Heat exhaustion symptoms are most common in the elderly and very young children. These age groups are less able to regulate body temperature and are more prone to heat-related illnesses. Children younger than four years old, in particular, are vulnerable to heat, as well as people older than 65. Obesity and heart-related ailments can also make an individual more likely to develop heat exhaustion symptoms.
Heat exhaustion symptoms typically begin with heavy sweating. By itself, sweating isn't a bad thing. In fact, it's one of the body's chief methods of regulating temperature. When dehydrated and exposed to high temperatures, individuals begin to sweat more heavily than normal, which is one of the first signs of heat exhaustion. Other signs quickly follow, such as fatigue, weakness, muscle cramping, even vomiting. Individuals suffering from heat exhaustion may actually have cool skin, which appears pale. They may also exhibit a quickened, yet weaker, pulse. Any combinations of these symptoms are a high indicator of heat exhaustion, and no time should be wasted in treating them, lest they progress to deadly heat stroke.
Knowing how to quickly recognize and treat heat exhaustion symptoms can mean the difference between life and death. Removing the individual from the heat and into a cool place as well as immediately providing cool, hydrating beverages, are the most important steps. When giving liquids to an individual suffering from heat exhaustion, be sure to provide only hydrating beverages, such as water or sports drinks containing electrolytes. Drinks containing caffeine, alcohol, or other drinks which can further dehydrate the body should be avoided.
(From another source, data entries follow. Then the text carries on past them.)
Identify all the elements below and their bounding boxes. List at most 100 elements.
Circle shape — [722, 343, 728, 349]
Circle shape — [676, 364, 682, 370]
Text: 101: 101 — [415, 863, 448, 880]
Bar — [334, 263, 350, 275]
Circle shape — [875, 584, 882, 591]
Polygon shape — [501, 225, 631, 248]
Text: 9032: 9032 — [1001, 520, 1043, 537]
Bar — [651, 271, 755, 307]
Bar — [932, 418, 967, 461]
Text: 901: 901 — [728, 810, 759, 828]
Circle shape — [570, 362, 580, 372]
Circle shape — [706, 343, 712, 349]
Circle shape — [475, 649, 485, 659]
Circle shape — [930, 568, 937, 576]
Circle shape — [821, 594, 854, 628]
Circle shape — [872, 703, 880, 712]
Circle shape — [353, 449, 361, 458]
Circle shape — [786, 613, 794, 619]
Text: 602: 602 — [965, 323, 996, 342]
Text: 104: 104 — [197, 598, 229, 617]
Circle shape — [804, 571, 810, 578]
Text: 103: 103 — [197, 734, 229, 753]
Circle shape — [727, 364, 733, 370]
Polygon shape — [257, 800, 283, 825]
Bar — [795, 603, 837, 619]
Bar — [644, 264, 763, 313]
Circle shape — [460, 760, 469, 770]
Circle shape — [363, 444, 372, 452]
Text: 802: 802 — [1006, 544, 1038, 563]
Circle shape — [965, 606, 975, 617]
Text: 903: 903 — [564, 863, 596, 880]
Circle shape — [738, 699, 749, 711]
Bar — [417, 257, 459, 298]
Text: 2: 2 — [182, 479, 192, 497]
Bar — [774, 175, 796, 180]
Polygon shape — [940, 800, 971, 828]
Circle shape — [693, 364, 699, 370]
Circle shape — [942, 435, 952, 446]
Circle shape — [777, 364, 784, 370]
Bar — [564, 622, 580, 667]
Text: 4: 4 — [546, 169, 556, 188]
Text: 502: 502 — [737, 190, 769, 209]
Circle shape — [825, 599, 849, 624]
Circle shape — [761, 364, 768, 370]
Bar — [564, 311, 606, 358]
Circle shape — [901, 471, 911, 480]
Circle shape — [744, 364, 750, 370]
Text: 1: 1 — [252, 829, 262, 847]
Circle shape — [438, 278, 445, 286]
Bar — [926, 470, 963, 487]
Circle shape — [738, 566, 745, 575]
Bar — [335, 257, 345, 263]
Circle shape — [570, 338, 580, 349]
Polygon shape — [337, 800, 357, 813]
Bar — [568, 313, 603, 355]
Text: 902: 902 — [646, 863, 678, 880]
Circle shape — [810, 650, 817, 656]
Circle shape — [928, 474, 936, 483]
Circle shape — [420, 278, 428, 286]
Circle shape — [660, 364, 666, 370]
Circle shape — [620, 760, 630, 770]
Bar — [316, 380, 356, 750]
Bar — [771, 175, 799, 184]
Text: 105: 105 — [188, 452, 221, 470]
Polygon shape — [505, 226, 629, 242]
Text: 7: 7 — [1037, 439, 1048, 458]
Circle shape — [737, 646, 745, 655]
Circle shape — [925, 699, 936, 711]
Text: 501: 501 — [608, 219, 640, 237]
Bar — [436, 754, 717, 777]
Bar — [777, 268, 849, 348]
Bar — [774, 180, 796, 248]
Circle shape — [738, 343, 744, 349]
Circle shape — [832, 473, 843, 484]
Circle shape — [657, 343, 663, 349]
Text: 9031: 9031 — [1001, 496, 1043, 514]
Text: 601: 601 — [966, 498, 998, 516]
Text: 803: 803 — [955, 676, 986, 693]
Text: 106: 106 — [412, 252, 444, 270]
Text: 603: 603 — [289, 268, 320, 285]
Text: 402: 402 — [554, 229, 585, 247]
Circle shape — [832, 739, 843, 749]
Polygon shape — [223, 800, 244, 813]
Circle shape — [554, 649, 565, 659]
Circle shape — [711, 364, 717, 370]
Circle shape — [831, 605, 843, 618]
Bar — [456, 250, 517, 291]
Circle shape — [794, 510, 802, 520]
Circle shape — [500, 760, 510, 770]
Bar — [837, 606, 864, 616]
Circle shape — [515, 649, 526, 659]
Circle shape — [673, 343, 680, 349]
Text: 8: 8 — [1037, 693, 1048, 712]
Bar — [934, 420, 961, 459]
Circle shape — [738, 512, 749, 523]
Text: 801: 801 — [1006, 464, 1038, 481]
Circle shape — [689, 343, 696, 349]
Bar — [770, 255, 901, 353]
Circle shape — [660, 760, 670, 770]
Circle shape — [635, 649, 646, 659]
The ill individual should also immediately change into cool, lightweight clothing and find ways to cool down, such as with a shower or damp cloth.
If symptoms appear to worsen rather than quickly dissipate, individuals should seek immediate medical attention. A person with extreme heat exhaustion may need medical attention and intravenous (IV) fluids. Without the proper attention, heat exhaustion symptoms can develop into heat stroke, which has been known to cause heart attacks as well as brain damage and damage to other body organs and functions.
@christym: Heat exhaustion can be considered as a warning to your body that you are getting too hot. Once it leads to heat stroke, your actual organs start to overheat. If they get too hot, they will simply stop working.
The symptoms for heat exhaustion and heat stroke are different. Obviously, the symptoms for the heat stroke are much more severe.
Some of the symptoms for heat exhaustion are: weak or rapid pulse, nausea or vomiting, muscle cramps, fatigue, weakness, dizziness, dry mouth, headache, cool or clammy skin, and sweating. Oddly enough, your body temperature will be normal or only slightly elevated.
With a heat stroke, you will usually have a very high temperature, usually 104 degrees or higher. You will also have red, hot, and dry skin, rapid pulse, confusion, hallucinations, convulsions, and loss of consciousness.
Heat stroke is a very serious, life-threatening emergency.
Are the heat stroke symptoms the same as heat exhaustion symptoms?